De Aaron Copland
Direction musicale Dominic Grier
Mise en scène Jean lacornerie

Opéra en 2 actes Livret de Erik Johns, 1954
En anglais surtitré en français
Version de chambre pour treize instruments de Murry Slidin

Scénographie: Bruno de Lavenère
Marionnettes : Emilie Valantin
Costumes: Robin Chemin
Lumières: Bruno Marsol
Vidéo: Sébastien Coupy
Chanteurs du Nouveau Studio de l'Opéra de Lyon
Orchestre et Chœurs de l'Opéra de Lyon
 
 
 

Aaron Copland
Il est le musicien de L’Ouest américain qu’il a magnifiquement dépeint dans son ballet Billy the kid ou bien dans ses partitions pour le cinéma (Il a remporté l’Oscar pour L’Héritière de Wiliam Wyler). Avec The Tender Land, il réussit le tour de force de traduire en musique le climat des paysages de campagne d’un Edward Hopper. Il invente une nouvelle forme de déclamation qui puisse être chantée de manière «naturelle» par de jeunes chanteurs. Une musique puissante qui marie le folklore américain et l’héritage européen du chant lyrique.
 
  «The Tender Land :
l’opéra d’une éternelle Amérique»
 
 
Le rêve américain… Dans le grand Ouest, des métayers pauvres comptent sur leur fille Laurie pour s’en sortir enfin, ils se sont sacrifiés pour qu’elle puisse aller au lycée : elle sera bientôt la première de la famille à obtenir un diplôme. Des vagabonds viennent sur la route, ils vivent leur pauvreté en toute liberté. Le drame se noue quand la jeune fille choisit de partir à leur suite sur les chemins.

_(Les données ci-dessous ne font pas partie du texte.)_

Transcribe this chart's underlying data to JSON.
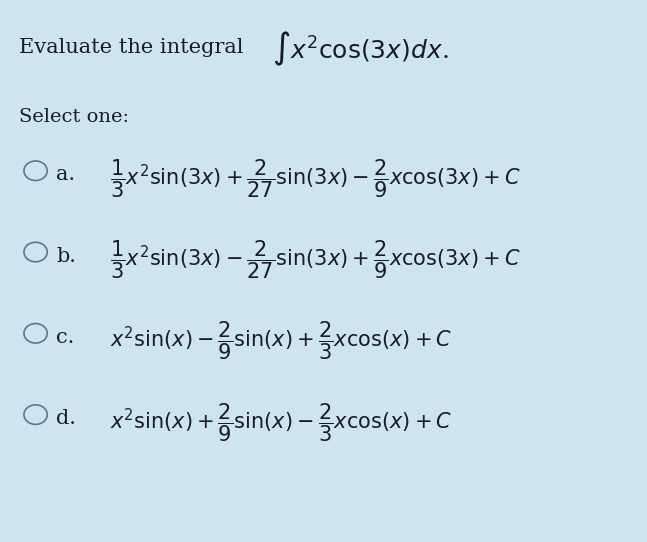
{
  "background_color": "#cce5f0",
  "title_text": "Evaluate the integral",
  "integral_expr": "$\\int x^{2} \\cos(3x)dx$.",
  "select_one": "Select one:",
  "options": [
    {
      "label": "a.",
      "formula": "$\\dfrac{1}{3}x^{2}\\sin(3x) + \\dfrac{2}{27}\\sin(3x) - \\dfrac{2}{9}x\\cos(3x) + C$"
    },
    {
      "label": "b.",
      "formula": "$\\dfrac{1}{3}x^{2}\\sin(3x) - \\dfrac{2}{27}\\sin(3x) + \\dfrac{2}{9}x\\cos(3x) + C$"
    },
    {
      "label": "c.",
      "formula": "$x^{2}\\sin(x) - \\dfrac{2}{9}\\sin(x) + \\dfrac{2}{3}x\\cos(x) + C$"
    },
    {
      "label": "d.",
      "formula": "$x^{2}\\sin(x) + \\dfrac{2}{9}\\sin(x) - \\dfrac{2}{3}x\\cos(x) + C$"
    }
  ],
  "text_color": "#1a1a2e",
  "circle_color": "#5a7a8a",
  "font_size_title": 15,
  "font_size_integral": 18,
  "font_size_select": 14,
  "font_size_option": 15
}
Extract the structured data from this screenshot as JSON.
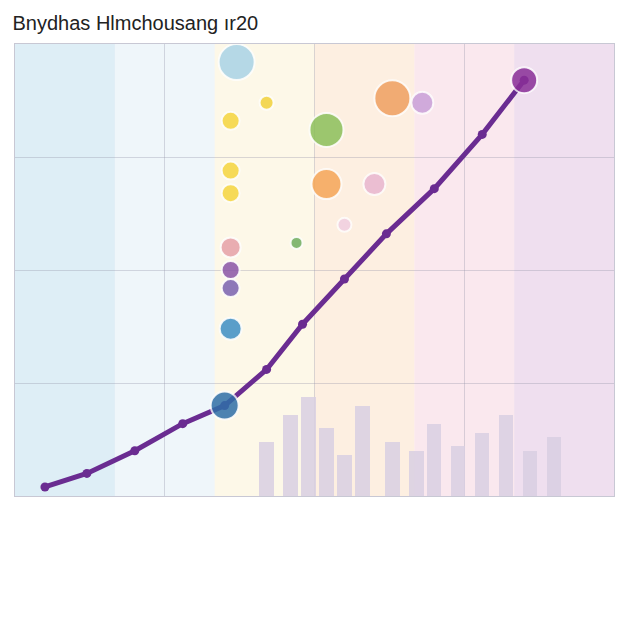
{
  "chart_data": {
    "type": "combo",
    "title": "Bnydhas Hlmchousang ır20",
    "xlim": [
      0,
      100
    ],
    "ylim": [
      0,
      100
    ],
    "xticks": [
      0,
      25,
      50,
      75,
      100
    ],
    "yticks": [
      0,
      25,
      50,
      75,
      100
    ],
    "grid": true,
    "tick_labels": false,
    "series": [
      {
        "type": "bar",
        "color": "#d8cfe2",
        "x": [
          42,
          46,
          49,
          52,
          55,
          58,
          63,
          67,
          70,
          74,
          78,
          82,
          86,
          90
        ],
        "values": [
          12,
          18,
          22,
          15,
          9,
          20,
          12,
          10,
          16,
          11,
          14,
          18,
          10,
          13
        ]
      },
      {
        "type": "line",
        "color": "#6a2c91",
        "marker": "circle",
        "line_style": "solid",
        "x": [
          5,
          12,
          20,
          28,
          35,
          42,
          48,
          55,
          62,
          70,
          78,
          85
        ],
        "values": [
          2,
          5,
          10,
          16,
          20,
          28,
          38,
          48,
          58,
          68,
          80,
          92
        ]
      },
      {
        "type": "scatter",
        "marker": "circle",
        "x": [
          37,
          63,
          52,
          52,
          68,
          42,
          36,
          36,
          36,
          36,
          36,
          36,
          36,
          35,
          60,
          55,
          47,
          85
        ],
        "values": [
          96,
          88,
          81,
          69,
          87,
          87,
          83,
          72,
          67,
          55,
          50,
          46,
          37,
          20,
          69,
          60,
          56,
          92
        ],
        "sizes": [
          36,
          36,
          34,
          30,
          22,
          14,
          18,
          18,
          18,
          20,
          18,
          18,
          22,
          28,
          22,
          14,
          12,
          26
        ],
        "colors": [
          "#a9d3e6",
          "#f0a060",
          "#8cbf5a",
          "#f5a658",
          "#c9a0d8",
          "#f2d23c",
          "#f5d540",
          "#f5d540",
          "#f5d540",
          "#e6a0a8",
          "#8a55a8",
          "#7a62b0",
          "#3e8fc4",
          "#2f6fa8",
          "#e8b6d0",
          "#f1cfe0",
          "#6fae60",
          "#8a2f98"
        ]
      }
    ]
  }
}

Voici l’histoire très simple qui traverse le livret de The Tender Land, premier opéra de Copland qu’il écrivit à cinquante ans en 1953. Une oeuvre tardive, profondément originale. L’opéra lui fût inspiré par un choc : la lecture de Louons maintenant les grands hommes de Walker Evans et William Agee. Dans ce livre deux jeunes gens rapportent l’expérience qu’ils menèrent pendant les années 30 : partager la vie de trois familles de métayers en Alabama jetées dans la misère par la grande crise économique. Nous connaissons tous les photos d’Evans devenus des icônes de l’Amérique en crise, moins le texte lyrique et engagé d’Agee, pourtant l’oeuvre a marqué une génération.

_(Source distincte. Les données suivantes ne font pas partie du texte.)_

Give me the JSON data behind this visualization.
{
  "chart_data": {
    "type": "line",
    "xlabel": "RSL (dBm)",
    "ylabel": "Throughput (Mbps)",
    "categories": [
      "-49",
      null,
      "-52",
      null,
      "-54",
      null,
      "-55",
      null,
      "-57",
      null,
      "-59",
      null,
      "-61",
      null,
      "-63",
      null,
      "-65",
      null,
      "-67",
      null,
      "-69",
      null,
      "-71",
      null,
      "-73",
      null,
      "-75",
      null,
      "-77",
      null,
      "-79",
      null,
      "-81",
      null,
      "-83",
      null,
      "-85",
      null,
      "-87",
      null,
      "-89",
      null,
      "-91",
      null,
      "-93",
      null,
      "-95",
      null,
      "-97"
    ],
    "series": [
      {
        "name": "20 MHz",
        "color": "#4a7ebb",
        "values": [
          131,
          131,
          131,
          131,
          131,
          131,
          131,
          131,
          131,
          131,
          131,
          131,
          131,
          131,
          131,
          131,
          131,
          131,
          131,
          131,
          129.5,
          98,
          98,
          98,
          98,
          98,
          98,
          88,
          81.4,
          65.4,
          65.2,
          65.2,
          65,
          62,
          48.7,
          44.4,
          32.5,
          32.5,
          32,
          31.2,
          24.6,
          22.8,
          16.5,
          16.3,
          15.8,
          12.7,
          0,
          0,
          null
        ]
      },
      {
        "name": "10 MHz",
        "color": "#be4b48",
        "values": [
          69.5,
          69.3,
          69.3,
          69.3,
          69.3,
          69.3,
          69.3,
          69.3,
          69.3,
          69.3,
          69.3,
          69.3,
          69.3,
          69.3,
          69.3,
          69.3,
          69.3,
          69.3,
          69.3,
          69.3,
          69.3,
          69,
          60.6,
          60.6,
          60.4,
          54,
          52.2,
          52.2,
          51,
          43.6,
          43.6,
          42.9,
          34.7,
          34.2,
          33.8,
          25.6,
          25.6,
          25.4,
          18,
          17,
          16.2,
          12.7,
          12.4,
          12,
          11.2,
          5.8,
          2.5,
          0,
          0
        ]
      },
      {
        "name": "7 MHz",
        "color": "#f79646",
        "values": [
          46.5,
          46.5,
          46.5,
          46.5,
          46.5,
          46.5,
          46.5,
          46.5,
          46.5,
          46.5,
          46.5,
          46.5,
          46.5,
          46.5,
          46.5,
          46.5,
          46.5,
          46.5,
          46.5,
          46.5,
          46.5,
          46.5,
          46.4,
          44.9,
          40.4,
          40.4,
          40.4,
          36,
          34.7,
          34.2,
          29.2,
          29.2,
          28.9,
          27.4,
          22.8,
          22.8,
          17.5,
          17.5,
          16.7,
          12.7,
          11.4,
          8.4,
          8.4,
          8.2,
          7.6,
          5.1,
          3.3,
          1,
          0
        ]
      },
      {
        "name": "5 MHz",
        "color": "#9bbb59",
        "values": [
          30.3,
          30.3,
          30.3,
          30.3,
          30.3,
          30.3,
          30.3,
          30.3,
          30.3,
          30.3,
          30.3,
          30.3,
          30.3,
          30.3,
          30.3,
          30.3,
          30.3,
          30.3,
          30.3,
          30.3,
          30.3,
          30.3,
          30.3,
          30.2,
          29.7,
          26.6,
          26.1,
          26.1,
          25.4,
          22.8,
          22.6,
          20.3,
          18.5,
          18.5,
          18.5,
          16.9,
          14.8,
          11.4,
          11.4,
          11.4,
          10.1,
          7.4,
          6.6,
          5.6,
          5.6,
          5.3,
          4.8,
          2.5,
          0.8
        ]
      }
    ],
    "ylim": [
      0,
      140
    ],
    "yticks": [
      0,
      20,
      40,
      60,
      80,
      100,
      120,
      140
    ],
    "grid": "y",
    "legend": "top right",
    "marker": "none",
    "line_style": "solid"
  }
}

Pour écrire leur opéra, Copland et son librettiste s’inspirent principalement de deux portraits photographiés par Evans, celui d’une mère, «passive avec regard de pierre» et de sa fille « pas encore endurcie par les duretés de la vie».

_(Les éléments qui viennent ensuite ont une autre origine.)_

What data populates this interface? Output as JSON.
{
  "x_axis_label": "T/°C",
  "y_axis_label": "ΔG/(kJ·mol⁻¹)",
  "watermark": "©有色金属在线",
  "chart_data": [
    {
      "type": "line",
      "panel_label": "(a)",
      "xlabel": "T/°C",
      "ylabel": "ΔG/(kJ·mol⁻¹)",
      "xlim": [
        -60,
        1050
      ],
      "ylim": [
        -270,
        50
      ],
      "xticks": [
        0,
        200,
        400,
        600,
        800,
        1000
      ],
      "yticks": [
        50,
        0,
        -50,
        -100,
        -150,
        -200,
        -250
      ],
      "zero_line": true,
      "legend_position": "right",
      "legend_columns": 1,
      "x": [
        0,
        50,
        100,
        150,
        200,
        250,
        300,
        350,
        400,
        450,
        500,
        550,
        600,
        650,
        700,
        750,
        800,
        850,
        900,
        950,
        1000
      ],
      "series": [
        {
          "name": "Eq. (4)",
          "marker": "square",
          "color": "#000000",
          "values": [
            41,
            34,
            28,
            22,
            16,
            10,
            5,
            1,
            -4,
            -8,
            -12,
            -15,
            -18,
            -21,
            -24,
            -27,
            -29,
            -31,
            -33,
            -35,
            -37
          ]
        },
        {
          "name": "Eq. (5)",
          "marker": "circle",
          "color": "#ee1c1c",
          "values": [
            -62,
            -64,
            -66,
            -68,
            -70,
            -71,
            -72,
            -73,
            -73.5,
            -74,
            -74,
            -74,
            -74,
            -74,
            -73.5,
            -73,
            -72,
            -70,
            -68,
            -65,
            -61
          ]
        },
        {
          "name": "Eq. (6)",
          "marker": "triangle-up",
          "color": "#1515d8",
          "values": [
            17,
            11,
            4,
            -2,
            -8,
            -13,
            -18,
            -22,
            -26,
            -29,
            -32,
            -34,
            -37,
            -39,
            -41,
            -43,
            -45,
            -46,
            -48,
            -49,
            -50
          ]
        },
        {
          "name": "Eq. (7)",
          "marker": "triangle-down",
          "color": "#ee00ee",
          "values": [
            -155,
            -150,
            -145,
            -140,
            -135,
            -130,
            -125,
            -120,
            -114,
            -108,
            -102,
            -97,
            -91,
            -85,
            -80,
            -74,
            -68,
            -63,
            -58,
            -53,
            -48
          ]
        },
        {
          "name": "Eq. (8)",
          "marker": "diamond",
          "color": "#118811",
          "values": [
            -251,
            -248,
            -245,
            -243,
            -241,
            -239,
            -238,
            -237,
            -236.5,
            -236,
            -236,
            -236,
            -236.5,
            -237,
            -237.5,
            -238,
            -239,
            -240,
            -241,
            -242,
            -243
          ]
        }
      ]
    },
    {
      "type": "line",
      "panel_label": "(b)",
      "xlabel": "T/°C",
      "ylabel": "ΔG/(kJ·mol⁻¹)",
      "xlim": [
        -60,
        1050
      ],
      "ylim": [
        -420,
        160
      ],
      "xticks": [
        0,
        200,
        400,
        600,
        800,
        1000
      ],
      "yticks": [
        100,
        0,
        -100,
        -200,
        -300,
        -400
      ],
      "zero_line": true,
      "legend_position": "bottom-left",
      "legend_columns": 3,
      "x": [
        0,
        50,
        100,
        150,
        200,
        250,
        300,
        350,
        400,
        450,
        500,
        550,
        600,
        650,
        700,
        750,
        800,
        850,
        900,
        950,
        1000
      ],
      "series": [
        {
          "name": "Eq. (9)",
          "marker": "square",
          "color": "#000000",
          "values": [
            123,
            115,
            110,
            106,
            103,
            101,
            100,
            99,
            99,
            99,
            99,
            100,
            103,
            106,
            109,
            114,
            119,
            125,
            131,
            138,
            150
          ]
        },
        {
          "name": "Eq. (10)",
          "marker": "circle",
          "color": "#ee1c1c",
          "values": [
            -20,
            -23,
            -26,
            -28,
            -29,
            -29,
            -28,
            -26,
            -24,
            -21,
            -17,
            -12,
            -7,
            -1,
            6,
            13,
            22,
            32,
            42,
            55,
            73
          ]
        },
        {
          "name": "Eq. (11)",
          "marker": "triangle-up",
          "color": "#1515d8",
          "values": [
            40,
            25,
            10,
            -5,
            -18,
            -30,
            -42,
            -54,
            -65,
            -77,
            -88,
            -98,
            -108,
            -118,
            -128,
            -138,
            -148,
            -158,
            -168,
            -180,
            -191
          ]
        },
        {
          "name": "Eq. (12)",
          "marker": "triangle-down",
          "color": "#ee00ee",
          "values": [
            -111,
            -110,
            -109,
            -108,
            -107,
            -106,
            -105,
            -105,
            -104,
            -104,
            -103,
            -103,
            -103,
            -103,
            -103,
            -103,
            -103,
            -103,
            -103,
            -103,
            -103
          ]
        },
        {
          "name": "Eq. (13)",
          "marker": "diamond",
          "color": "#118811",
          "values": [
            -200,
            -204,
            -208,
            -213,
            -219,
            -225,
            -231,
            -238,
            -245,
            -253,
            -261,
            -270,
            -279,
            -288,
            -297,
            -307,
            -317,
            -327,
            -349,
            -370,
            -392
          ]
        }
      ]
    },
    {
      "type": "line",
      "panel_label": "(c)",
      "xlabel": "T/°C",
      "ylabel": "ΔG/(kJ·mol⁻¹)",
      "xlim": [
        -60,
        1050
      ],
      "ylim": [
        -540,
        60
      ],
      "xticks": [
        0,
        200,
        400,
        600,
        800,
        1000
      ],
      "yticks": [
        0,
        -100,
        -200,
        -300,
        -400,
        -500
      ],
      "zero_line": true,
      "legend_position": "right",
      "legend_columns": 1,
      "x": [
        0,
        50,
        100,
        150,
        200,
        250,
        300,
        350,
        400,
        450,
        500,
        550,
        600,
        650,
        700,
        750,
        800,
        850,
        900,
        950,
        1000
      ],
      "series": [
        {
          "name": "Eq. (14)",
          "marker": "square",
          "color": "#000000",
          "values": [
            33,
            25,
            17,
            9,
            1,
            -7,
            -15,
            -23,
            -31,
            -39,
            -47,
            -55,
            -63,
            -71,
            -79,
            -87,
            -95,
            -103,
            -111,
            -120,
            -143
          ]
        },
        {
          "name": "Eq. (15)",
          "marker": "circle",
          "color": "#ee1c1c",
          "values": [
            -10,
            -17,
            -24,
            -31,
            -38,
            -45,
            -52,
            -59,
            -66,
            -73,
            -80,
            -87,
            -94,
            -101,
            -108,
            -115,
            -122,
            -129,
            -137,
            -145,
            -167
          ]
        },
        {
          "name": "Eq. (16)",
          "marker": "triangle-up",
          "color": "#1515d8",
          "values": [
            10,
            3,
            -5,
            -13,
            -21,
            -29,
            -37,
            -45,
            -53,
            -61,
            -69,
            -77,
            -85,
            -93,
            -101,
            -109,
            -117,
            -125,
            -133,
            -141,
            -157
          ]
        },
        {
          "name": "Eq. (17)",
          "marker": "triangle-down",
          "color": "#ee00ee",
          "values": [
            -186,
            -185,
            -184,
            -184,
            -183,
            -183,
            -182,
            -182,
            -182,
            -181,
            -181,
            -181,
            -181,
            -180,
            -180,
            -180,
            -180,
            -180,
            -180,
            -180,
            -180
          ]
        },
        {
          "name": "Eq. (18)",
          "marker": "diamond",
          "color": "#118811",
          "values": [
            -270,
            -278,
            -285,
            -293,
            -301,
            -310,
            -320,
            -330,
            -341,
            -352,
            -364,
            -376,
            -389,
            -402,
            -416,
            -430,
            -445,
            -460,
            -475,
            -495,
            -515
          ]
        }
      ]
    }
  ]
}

Ainsi donc, la source de cette oeuvre est picturale. La musique qui va en découler l’est aussi. Avec de grands gestes musicaux, Copland peint les vastes étendues de l’Ouest américain. Il peint aussi des paysages intérieurs. Sa musique raconte les femmes dont Evans a fait le portrait. The Tender Land, c’est « la terre tendre » qui se cache dans les replis du coeur de cette mère dure, ou « la terre tendre » qui ne demande qu’à être foulée dans celui de sa fille. Le monde que décrit Copland est avare de mot. La force des sentiments intérieurs n’en est que plus grande, plus dévastatrice. Il peut donner libre cours à un lyrisme grandiose qui confère à ses personnages la dimension de héros tragiques dans leur dignité. Le sujet de l’opéra devient universel par sa simplicité : comment un enfant doit quitter ses parents pour vivre et se construire par lui-même.
 
 
Orchestre et Choeurs de l’Opéra de Lyon, Chanteurs du Nouveau Studio de l’Opéra de Lyon
Coproduction : Opéra de Lyon, La Renaissance - Oullins Grand Lyon, Ecuador
Jeudi 4 mars à 19h00
Dans le cadre du cycle de débats de société «CONSONANCES» organisé par le Musée des Confluences et en lien avec le spectacle The Tender Land, nous vous invitons à une discussion sur le thème de la crise économique.
Entrée libre

Programme et intervenants
Discussion sur le thème de la crise économique dans une perspective historique (1929)  et anthropologique (penser la crise)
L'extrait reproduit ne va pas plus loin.